Twilight of the Gods by Ian W. Toll
Author:Ian W. Toll
Language: eng
Format: epub
Tags: Epub3
ISBN: 9780393651812
Publisher: W. W. Norton & Company
Published: 0101-01-01T00:00:00+00:00
Nearing the beach, the coxswains struggled to keep the little flat-bottomed craft from broaching. Six-foot waves lifted the boats and set them down hard, with a crunch of coarse sand under the hull. The ramps dropped with a bang and the marines trudged up the steep-sided beach. It was a hard climb. The “sand” under their boots was soft volcanic cinder, and their boots sunk to the laces. On the steeper sections, they found themselves slipping and sliding backward. A rifleman with the 4th Marine Division said it was like “trying to run in loose coffee grounds.”38
At first, the situation on the landing beaches seemed manageable. Unit commanders ashore radioed encouraging reports: “Light machine gun and mortar fire. . . . Light opposition on the beach. . . . Only sporadic bursts of mortar fire.”39 Colored flares went up, signaling a successful landing, and the second and third waves of boats followed quickly behind the first. On the Green and Red Beaches, at the southern end of the beachhead, the assault troops overran enemy blockhouses and pillboxes and advanced inland to a distance of 300 yards, taking only minimal losses. Some speculated that the naval barrage and air support had done the trick; Holland Smith guessed that the Japanese “lay stunned under the terrific explosive shock of our naval gunfire.”40 In the first ninety minutes of the battle for Iwo Jima, the marines put eight battalions ashore, including two tank battalions and elements of two artillery battalions.

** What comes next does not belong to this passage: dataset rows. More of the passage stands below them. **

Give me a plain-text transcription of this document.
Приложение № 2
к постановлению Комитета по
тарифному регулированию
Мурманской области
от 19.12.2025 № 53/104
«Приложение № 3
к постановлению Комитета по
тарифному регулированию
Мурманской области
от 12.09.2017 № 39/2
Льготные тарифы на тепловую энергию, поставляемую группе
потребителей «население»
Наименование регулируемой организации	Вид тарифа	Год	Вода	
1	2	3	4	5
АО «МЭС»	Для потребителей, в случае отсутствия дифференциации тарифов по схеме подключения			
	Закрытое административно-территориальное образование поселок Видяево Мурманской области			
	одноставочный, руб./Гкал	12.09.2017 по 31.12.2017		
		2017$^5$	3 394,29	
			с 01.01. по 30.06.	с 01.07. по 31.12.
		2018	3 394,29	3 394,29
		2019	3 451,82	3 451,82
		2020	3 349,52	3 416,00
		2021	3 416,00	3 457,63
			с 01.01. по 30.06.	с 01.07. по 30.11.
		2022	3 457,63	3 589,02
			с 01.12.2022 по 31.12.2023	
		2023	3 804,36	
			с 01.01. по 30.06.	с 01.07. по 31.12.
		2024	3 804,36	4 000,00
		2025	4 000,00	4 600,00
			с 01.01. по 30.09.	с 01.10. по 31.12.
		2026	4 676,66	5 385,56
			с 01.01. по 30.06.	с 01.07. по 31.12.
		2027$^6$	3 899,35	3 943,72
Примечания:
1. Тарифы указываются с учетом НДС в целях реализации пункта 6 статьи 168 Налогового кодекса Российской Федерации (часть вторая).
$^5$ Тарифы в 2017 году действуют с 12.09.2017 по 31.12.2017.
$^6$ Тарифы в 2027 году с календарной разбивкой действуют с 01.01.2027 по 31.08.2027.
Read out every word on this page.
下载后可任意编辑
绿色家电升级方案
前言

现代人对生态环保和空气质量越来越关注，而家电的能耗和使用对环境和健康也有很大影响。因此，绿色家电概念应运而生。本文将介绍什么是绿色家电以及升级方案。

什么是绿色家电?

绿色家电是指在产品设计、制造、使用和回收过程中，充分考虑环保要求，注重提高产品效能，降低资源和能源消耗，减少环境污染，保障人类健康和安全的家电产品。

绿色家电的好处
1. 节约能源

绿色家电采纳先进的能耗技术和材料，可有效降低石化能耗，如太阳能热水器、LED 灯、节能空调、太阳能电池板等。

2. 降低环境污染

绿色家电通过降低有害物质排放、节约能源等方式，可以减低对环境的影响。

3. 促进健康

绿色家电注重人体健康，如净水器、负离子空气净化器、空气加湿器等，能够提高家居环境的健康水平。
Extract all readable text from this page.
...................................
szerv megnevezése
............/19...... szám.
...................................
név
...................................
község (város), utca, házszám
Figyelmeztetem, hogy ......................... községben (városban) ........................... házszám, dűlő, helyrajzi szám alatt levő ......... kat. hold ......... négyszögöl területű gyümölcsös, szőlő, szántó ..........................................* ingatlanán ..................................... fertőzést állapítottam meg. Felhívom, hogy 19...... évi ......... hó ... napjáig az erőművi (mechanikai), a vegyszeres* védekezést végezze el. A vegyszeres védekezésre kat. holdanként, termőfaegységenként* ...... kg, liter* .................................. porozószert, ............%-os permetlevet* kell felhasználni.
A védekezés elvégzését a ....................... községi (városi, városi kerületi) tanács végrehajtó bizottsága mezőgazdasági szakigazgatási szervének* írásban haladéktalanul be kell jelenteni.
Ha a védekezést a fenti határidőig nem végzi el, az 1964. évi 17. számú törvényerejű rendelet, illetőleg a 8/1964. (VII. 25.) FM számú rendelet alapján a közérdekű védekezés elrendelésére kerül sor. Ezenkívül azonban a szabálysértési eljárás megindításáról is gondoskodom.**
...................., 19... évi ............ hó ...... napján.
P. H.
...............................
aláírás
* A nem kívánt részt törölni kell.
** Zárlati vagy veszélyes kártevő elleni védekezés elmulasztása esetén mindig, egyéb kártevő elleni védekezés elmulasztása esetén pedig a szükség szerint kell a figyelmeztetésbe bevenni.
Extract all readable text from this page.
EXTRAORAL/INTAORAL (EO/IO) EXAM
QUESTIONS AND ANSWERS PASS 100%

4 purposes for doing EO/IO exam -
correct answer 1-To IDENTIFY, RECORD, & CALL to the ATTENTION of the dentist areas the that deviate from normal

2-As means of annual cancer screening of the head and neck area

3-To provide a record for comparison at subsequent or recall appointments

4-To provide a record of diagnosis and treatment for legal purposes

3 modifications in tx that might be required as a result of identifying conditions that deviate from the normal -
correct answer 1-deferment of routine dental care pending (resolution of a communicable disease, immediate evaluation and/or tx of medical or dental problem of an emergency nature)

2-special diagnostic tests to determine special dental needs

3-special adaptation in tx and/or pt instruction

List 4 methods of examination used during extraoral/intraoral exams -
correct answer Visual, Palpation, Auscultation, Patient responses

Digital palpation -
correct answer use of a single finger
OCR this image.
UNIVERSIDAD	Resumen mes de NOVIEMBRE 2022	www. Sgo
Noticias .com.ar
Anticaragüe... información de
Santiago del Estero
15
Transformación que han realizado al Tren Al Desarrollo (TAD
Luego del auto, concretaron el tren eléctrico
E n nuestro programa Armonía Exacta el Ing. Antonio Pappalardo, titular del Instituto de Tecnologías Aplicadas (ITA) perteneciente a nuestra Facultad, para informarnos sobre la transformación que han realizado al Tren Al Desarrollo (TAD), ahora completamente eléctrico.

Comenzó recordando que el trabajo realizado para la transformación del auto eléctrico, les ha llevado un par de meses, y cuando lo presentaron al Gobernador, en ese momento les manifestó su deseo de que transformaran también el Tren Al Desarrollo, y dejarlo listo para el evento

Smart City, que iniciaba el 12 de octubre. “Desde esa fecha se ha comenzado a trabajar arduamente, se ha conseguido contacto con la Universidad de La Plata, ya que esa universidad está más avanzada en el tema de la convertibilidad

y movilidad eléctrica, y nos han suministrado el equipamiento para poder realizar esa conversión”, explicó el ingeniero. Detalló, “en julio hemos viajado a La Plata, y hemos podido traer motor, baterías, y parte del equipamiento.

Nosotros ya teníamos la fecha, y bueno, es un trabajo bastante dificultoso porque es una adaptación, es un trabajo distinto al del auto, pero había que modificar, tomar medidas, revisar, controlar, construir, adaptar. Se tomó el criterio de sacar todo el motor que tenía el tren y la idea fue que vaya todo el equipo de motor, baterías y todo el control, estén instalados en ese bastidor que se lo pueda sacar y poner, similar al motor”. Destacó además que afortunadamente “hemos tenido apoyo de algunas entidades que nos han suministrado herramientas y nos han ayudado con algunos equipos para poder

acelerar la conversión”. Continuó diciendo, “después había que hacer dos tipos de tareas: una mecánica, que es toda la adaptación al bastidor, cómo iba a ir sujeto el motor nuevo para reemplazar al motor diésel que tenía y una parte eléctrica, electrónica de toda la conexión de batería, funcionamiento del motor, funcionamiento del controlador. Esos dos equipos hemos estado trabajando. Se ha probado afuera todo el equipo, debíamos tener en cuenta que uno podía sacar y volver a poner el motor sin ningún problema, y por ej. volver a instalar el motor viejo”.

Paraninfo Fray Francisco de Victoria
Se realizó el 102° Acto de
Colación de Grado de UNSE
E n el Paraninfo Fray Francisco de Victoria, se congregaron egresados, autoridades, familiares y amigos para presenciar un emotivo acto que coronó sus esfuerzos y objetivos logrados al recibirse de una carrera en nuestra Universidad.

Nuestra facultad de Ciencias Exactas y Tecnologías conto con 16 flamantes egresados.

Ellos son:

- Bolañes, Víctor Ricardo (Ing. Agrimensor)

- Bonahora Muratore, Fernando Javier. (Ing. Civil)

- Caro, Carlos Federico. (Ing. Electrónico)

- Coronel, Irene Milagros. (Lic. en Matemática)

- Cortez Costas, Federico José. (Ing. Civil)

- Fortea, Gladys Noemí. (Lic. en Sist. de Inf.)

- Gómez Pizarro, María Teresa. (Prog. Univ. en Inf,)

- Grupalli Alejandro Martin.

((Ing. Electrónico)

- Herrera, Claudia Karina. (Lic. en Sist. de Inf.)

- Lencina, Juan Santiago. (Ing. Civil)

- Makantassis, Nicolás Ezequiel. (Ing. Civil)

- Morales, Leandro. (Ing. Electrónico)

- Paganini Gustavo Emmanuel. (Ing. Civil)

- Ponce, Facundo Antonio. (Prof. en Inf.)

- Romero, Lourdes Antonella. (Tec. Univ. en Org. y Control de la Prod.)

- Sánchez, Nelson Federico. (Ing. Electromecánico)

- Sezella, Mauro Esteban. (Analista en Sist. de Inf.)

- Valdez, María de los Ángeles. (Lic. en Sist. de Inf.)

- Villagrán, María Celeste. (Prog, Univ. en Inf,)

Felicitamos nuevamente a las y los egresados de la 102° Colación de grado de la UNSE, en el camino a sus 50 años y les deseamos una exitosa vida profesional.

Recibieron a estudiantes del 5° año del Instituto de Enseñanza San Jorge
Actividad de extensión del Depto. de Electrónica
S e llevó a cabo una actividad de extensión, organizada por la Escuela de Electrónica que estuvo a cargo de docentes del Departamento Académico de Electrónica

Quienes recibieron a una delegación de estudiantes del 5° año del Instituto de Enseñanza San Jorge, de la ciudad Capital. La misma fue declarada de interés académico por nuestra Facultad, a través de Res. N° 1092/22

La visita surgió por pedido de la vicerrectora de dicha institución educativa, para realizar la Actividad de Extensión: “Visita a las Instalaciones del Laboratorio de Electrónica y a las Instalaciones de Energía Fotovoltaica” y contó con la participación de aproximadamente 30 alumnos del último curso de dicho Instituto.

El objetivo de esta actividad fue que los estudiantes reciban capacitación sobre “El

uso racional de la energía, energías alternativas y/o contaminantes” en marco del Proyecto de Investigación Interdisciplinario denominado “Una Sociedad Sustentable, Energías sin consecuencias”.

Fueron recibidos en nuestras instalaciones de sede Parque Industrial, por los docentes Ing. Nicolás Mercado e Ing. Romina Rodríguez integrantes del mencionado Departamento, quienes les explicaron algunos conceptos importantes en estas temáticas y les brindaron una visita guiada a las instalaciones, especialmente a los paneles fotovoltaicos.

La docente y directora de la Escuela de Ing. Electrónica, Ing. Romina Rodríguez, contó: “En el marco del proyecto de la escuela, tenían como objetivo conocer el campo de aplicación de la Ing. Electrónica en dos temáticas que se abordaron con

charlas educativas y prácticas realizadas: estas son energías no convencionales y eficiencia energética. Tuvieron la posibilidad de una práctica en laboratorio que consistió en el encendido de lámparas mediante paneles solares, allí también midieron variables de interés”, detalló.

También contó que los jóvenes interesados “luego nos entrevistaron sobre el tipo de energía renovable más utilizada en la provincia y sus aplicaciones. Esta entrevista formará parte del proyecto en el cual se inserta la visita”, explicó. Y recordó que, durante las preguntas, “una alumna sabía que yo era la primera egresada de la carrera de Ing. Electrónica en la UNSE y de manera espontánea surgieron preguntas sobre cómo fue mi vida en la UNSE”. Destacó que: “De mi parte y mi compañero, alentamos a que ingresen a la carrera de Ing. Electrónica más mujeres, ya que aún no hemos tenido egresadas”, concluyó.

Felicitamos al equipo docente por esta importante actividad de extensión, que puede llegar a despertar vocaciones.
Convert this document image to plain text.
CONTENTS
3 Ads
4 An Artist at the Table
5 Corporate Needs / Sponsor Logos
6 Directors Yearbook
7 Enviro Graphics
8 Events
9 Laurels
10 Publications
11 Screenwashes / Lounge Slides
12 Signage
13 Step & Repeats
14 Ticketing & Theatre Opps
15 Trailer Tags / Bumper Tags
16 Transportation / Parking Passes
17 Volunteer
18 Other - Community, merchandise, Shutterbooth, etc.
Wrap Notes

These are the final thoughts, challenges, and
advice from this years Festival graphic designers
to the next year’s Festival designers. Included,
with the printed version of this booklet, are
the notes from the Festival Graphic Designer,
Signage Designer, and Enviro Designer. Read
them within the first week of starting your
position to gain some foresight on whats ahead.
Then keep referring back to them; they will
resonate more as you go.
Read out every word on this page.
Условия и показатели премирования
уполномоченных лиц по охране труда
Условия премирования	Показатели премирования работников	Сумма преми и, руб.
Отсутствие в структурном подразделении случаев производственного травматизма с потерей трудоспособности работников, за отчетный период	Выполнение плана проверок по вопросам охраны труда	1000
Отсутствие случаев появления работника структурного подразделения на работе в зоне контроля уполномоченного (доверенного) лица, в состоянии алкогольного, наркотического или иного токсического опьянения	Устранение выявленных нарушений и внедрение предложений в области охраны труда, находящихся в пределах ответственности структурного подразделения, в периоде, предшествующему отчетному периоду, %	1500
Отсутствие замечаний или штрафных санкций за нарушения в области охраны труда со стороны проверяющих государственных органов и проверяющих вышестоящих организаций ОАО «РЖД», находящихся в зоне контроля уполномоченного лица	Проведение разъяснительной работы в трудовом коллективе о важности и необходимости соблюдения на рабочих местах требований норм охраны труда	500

The hardest fighting that morning was in the craggy terrain at the far northern flank, above Blue Beach 2, in an area the marines called the “Rock Quarry.” Here the gorges and rock faces were seemingly impervious even to direct hits by 1,000-pound bombs and large-caliber naval weapons. The terrain had been improved with prolific use of concrete and rebar, and all possible approach lanes were swept by machine guns. From the moment they landed, the 3rd Battalion, 25th Marines were under punishing machine gun and mortar fire. As they advanced over the first terrace, they drew a crossfire from pillboxes inland and to the south. To Lieutenant Colonel Justice M. Chambers, the battalion commander, the Japanese seemed to be targeting them from every direction: “You could have held a cigarette and lit it on the stuff going by. I knew immediately we were in for one hell of a time.”41 The Rock Quarry was the hinge upon which the entire U.S. line would turn. The 25th Marines had a critical job to do, and they knew it. They could do nothing but take the casualties and keep fighting, so they did.
At 11:00 a.m., the Japanese mortar and artillery barrage suddenly intensified. The weapons had been preregistered to hit the invasion beaches, between the surf line and the top terraces, where the American troops were densely concentrated in exposed positions. The naval task forces and support planes did their best to silence this fire, but the Japanese gun emplacements on Suribachi and the Motoyama Plateau were well camouflaged, and many could not be seen even from overhead.